From the user perspective, visual classification is extremely easy to understand and work with. Once documents are collected, visual classification clusters or groups documents based on their appearance. This normalizes documents regardless of the types of files holding the content. The Word document that was saved to PDF will be grouped with that PDF and with the TIF that was made from scanning a paper copy of either document.
The clustering is automatic, there are no rules to write up front, no exemplars to select, no seed sets to try to tune. This is what a collection of documents might look like before visual classification is applied – no order and no way to classify the documents:
When the initial results of visual classification are presented to the client, the clusters are arranged according to the number of documents in each cluster. Reviewing the first clusters impacts the most documents. Based on reviewing one or two documents per cluster, the reviewer is able to determine (a) should the documents in the cluster be retained, and (b) if they should be retained, what document-type label to associate with the cluster.
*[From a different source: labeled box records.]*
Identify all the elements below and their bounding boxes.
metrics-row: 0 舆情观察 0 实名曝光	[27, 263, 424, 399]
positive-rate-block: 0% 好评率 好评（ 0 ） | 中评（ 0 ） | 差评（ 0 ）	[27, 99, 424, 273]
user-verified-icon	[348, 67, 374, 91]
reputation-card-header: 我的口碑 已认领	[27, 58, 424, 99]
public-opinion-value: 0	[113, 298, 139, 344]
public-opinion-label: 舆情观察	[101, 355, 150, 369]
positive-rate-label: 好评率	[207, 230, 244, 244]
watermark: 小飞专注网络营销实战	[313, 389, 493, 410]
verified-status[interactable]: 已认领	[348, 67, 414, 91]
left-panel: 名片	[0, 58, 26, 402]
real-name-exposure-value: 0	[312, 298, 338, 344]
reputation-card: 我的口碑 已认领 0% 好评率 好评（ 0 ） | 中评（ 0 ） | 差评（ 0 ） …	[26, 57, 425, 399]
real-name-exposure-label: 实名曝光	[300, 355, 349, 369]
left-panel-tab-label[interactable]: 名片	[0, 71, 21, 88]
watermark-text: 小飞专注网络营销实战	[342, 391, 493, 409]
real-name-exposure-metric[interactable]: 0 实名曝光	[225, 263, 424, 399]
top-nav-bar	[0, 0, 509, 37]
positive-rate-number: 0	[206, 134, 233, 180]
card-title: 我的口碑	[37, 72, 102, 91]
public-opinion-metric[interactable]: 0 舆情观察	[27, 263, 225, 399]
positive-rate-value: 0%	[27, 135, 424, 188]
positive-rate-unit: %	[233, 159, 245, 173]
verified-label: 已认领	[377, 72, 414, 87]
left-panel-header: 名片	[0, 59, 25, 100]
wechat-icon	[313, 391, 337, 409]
By easily eliminating clusters that have no business or regulatory value, content collections can be dramatically reduced. Clusters that remain can have granular retention policies applied, be kept under appropriate access restrictions, and can be assigned business unit owners. Plus of course, the document-type labels can greatly assist users trying to find specific documents. (emphasis in original)
I suspect that BeyondRecognition, the host of this post, really means classification at the document level. A granularity that has plagued information retrieval for decades. Better than no retrieval at all but only just.
However, the graphics of visualization were just too good to pass up! Imagine that you are selecting merging criteria for a set of topics that represent subjects at a far lower granularity than document level.
With the results of those selections being returned to you as part of an interactive process.
If most topic map authoring is for aggregation, that is you author so that topics will merge, this would be aggregation by selection.
Hard to say for sure but I suspect that aggregation (merging) by selection would be far easier than authoring for aggregation.
Suggestions on how to test that premise?